Значительно более интересным является вопрос о том, как именно следует представлять соотношения между нервными и психическими факторами, с одной стороны, и клиническими синдромами — с другой, если отказаться от пользования традиционными психосоматическими принципами (представление о «конверсии» и т. п.). По этому поводу хотелось бы сказать прежде всего следующее.
Уже в старых работах павловской школы, подчеркивающих патогенную роль «ошибок» и аффективных конфликтов, неоднократно отмечалось, что представление, по которому клиническое расстройство является символическим выражением вытесненного переживания, заставило Freud и его учеников с самого начала отказаться от более широкого и более строгого толкования. Согласно этому толкованию, аффективный конфликт может провоцировать функциональные и органические сдвиги, которые к конкретному психологическому содержанию этого конфликта специфического отношения не имеют.

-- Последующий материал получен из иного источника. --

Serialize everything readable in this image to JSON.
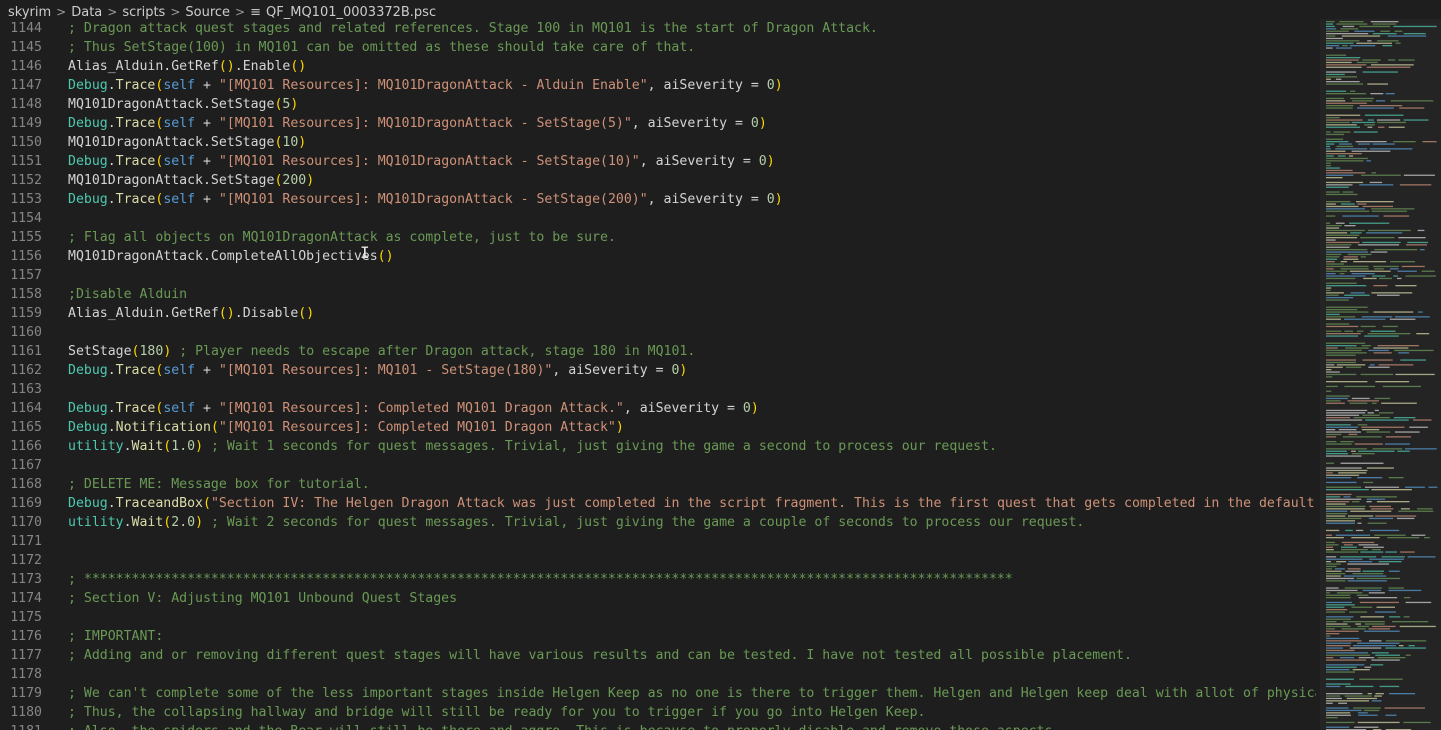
{
  "breadcrumb": {
    "items": [
      "skyrim",
      "Data",
      "scripts",
      "Source"
    ],
    "separator": ">",
    "file_icon": "≡",
    "file": "QF_MQ101_0003372B.psc"
  },
  "colors": {
    "background": "#1e1e1e",
    "comment": "#6a9955",
    "string": "#ce9178",
    "keyword": "#569cd6",
    "type": "#4ec9b0",
    "function": "#dcdcaa",
    "number": "#b5cea8",
    "paren": "#ffd700",
    "line_number": "#858585"
  },
  "editor": {
    "lines": [
      {
        "n": "1144",
        "tokens": [
          [
            "comment",
            "; Dragon attack quest stages and related references. Stage 100 in MQ101 is the start of Dragon Attack."
          ]
        ]
      },
      {
        "n": "1145",
        "tokens": [
          [
            "comment",
            "; Thus SetStage(100) in MQ101 can be omitted as these should take care of that."
          ]
        ]
      },
      {
        "n": "1146",
        "tokens": [
          [
            "ident",
            "Alias_Alduin.GetRef"
          ],
          [
            "paren",
            "()"
          ],
          [
            "ident",
            ".Enable"
          ],
          [
            "paren",
            "()"
          ]
        ]
      },
      {
        "n": "1147",
        "tokens": [
          [
            "type",
            "Debug"
          ],
          [
            "ident",
            "."
          ],
          [
            "func",
            "Trace"
          ],
          [
            "paren",
            "("
          ],
          [
            "self",
            "self"
          ],
          [
            "ident",
            " + "
          ],
          [
            "string",
            "\"[MQ101 Resources]: MQ101DragonAttack - Alduin Enable\""
          ],
          [
            "ident",
            ", aiSeverity = "
          ],
          [
            "number",
            "0"
          ],
          [
            "paren",
            ")"
          ]
        ]
      },
      {
        "n": "1148",
        "tokens": [
          [
            "ident",
            "MQ101DragonAttack.SetStage"
          ],
          [
            "paren",
            "("
          ],
          [
            "number",
            "5"
          ],
          [
            "paren",
            ")"
          ]
        ]
      },
      {
        "n": "1149",
        "tokens": [
          [
            "type",
            "Debug"
          ],
          [
            "ident",
            "."
          ],
          [
            "func",
            "Trace"
          ],
          [
            "paren",
            "("
          ],
          [
            "self",
            "self"
          ],
          [
            "ident",
            " + "
          ],
          [
            "string",
            "\"[MQ101 Resources]: MQ101DragonAttack - SetStage(5)\""
          ],
          [
            "ident",
            ", aiSeverity = "
          ],
          [
            "number",
            "0"
          ],
          [
            "paren",
            ")"
          ]
        ]
      },
      {
        "n": "1150",
        "tokens": [
          [
            "ident",
            "MQ101DragonAttack.SetStage"
          ],
          [
            "paren",
            "("
          ],
          [
            "number",
            "10"
          ],
          [
            "paren",
            ")"
          ]
        ]
      },
      {
        "n": "1151",
        "tokens": [
          [
            "type",
            "Debug"
          ],
          [
            "ident",
            "."
          ],
          [
            "func",
            "Trace"
          ],
          [
            "paren",
            "("
          ],
          [
            "self",
            "self"
          ],
          [
            "ident",
            " + "
          ],
          [
            "string",
            "\"[MQ101 Resources]: MQ101DragonAttack - SetStage(10)\""
          ],
          [
            "ident",
            ", aiSeverity = "
          ],
          [
            "number",
            "0"
          ],
          [
            "paren",
            ")"
          ]
        ]
      },
      {
        "n": "1152",
        "tokens": [
          [
            "ident",
            "MQ101DragonAttack.SetStage"
          ],
          [
            "paren",
            "("
          ],
          [
            "number",
            "200"
          ],
          [
            "paren",
            ")"
          ]
        ]
      },
      {
        "n": "1153",
        "tokens": [
          [
            "type",
            "Debug"
          ],
          [
            "ident",
            "."
          ],
          [
            "func",
            "Trace"
          ],
          [
            "paren",
            "("
          ],
          [
            "self",
            "self"
          ],
          [
            "ident",
            " + "
          ],
          [
            "string",
            "\"[MQ101 Resources]: MQ101DragonAttack - SetStage(200)\""
          ],
          [
            "ident",
            ", aiSeverity = "
          ],
          [
            "number",
            "0"
          ],
          [
            "paren",
            ")"
          ]
        ]
      },
      {
        "n": "1154",
        "tokens": []
      },
      {
        "n": "1155",
        "tokens": [
          [
            "comment",
            "; Flag all objects on MQ101DragonAttack as complete, just to be sure."
          ]
        ]
      },
      {
        "n": "1156",
        "tokens": [
          [
            "ident",
            "MQ101DragonAttack.CompleteAllObjectives"
          ],
          [
            "paren",
            "()"
          ]
        ]
      },
      {
        "n": "1157",
        "tokens": []
      },
      {
        "n": "1158",
        "tokens": [
          [
            "comment",
            ";Disable Alduin"
          ]
        ]
      },
      {
        "n": "1159",
        "tokens": [
          [
            "ident",
            "Alias_Alduin.GetRef"
          ],
          [
            "paren",
            "()"
          ],
          [
            "ident",
            ".Disable"
          ],
          [
            "paren",
            "()"
          ]
        ]
      },
      {
        "n": "1160",
        "tokens": []
      },
      {
        "n": "1161",
        "tokens": [
          [
            "ident",
            "SetStage"
          ],
          [
            "paren",
            "("
          ],
          [
            "number",
            "180"
          ],
          [
            "paren",
            ")"
          ],
          [
            "ident",
            " "
          ],
          [
            "comment",
            "; Player needs to escape after Dragon attack, stage 180 in MQ101."
          ]
        ]
      },
      {
        "n": "1162",
        "tokens": [
          [
            "type",
            "Debug"
          ],
          [
            "ident",
            "."
          ],
          [
            "func",
            "Trace"
          ],
          [
            "paren",
            "("
          ],
          [
            "self",
            "self"
          ],
          [
            "ident",
            " + "
          ],
          [
            "string",
            "\"[MQ101 Resources]: MQ101 - SetStage(180)\""
          ],
          [
            "ident",
            ", aiSeverity = "
          ],
          [
            "number",
            "0"
          ],
          [
            "paren",
            ")"
          ]
        ]
      },
      {
        "n": "1163",
        "tokens": []
      },
      {
        "n": "1164",
        "tokens": [
          [
            "type",
            "Debug"
          ],
          [
            "ident",
            "."
          ],
          [
            "func",
            "Trace"
          ],
          [
            "paren",
            "("
          ],
          [
            "self",
            "self"
          ],
          [
            "ident",
            " + "
          ],
          [
            "string",
            "\"[MQ101 Resources]: Completed MQ101 Dragon Attack.\""
          ],
          [
            "ident",
            ", aiSeverity = "
          ],
          [
            "number",
            "0"
          ],
          [
            "paren",
            ")"
          ]
        ]
      },
      {
        "n": "1165",
        "tokens": [
          [
            "type",
            "Debug"
          ],
          [
            "ident",
            "."
          ],
          [
            "func",
            "Notification"
          ],
          [
            "paren",
            "("
          ],
          [
            "string",
            "\"[MQ101 Resources]: Completed MQ101 Dragon Attack\""
          ],
          [
            "paren",
            ")"
          ]
        ]
      },
      {
        "n": "1166",
        "tokens": [
          [
            "type",
            "utility"
          ],
          [
            "ident",
            "."
          ],
          [
            "func",
            "Wait"
          ],
          [
            "paren",
            "("
          ],
          [
            "number",
            "1.0"
          ],
          [
            "paren",
            ")"
          ],
          [
            "ident",
            " "
          ],
          [
            "comment",
            "; Wait 1 seconds for quest messages. Trivial, just giving the game a second to process our request."
          ]
        ]
      },
      {
        "n": "1167",
        "tokens": []
      },
      {
        "n": "1168",
        "tokens": [
          [
            "comment",
            "; DELETE ME: Message box for tutorial."
          ]
        ]
      },
      {
        "n": "1169",
        "tokens": [
          [
            "type",
            "Debug"
          ],
          [
            "ident",
            "."
          ],
          [
            "func",
            "TraceandBox"
          ],
          [
            "paren",
            "("
          ],
          [
            "string",
            "\"Section IV: The Helgen Dragon Attack was just completed in the script fragment. This is the first quest that gets completed in the default game"
          ]
        ]
      },
      {
        "n": "1170",
        "tokens": [
          [
            "type",
            "utility"
          ],
          [
            "ident",
            "."
          ],
          [
            "func",
            "Wait"
          ],
          [
            "paren",
            "("
          ],
          [
            "number",
            "2.0"
          ],
          [
            "paren",
            ")"
          ],
          [
            "ident",
            " "
          ],
          [
            "comment",
            "; Wait 2 seconds for quest messages. Trivial, just giving the game a couple of seconds to process our request."
          ]
        ]
      },
      {
        "n": "1171",
        "tokens": []
      },
      {
        "n": "1172",
        "tokens": []
      },
      {
        "n": "1173",
        "tokens": [
          [
            "comment",
            "; *********************************************************************************************************************"
          ]
        ]
      },
      {
        "n": "1174",
        "tokens": [
          [
            "comment",
            "; Section V: Adjusting MQ101 Unbound Quest Stages"
          ]
        ]
      },
      {
        "n": "1175",
        "tokens": []
      },
      {
        "n": "1176",
        "tokens": [
          [
            "comment",
            "; IMPORTANT:"
          ]
        ]
      },
      {
        "n": "1177",
        "tokens": [
          [
            "comment",
            "; Adding and or removing different quest stages will have various results and can be tested. I have not tested all possible placement."
          ]
        ]
      },
      {
        "n": "1178",
        "tokens": []
      },
      {
        "n": "1179",
        "tokens": [
          [
            "comment",
            "; We can't complete some of the less important stages inside Helgen Keep as no one is there to trigger them. Helgen and Helgen keep deal with allot of physical in"
          ]
        ]
      },
      {
        "n": "1180",
        "tokens": [
          [
            "comment",
            "; Thus, the collapsing hallway and bridge will still be ready for you to trigger if you go into Helgen Keep."
          ]
        ]
      },
      {
        "n": "1181",
        "tokens": [
          [
            "comment",
            "; Also, the spiders and the Bear will still be there and aggro. This is because to properly disable and remove those aspects"
          ]
        ]
      }
    ]
  }
}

Мы полагаем, что в пользу правильности именно тако- го более широкого толкования говорит не только все то, что стало известно за последние годы о механизмах и расстройствах так называемой неспецифической адаптации, по Selye, но и множество более ранних клинических наблюдений, по которым эффекты действия любых патогенных факторов, и в том числе последствия аффективных конфликтов, зависят прежде всего от функционально-морфологического состояния затрагиваемых физиологических систем, от «истории» этих систем на момент конфликта [37, 38, 75, 83]. Можно было бы привести большое количество экспериментальных и клинических доказательств того, что при избирательной преморбидной ослабленности: (индивидуально приобретенной или унаследованной) определенной физиологической системы именно эта ослабленная система преимущественно вовлекается в патологический процесс независимо от того, каким является психологическое содержание соответствующего эмоционального конфликта у человека или каков характер соответствующей экспериментальной «сшибки» условных рефлексов у животного. Эти данные убедительно говорят в пользу того, что отношения между аффективным конфликтом и синдромом, носящие этиологически неспецифический характер, являются в клинике органической патологии, а также при функциональных расстройствах, не относящихся к истерии, — ведущими[93].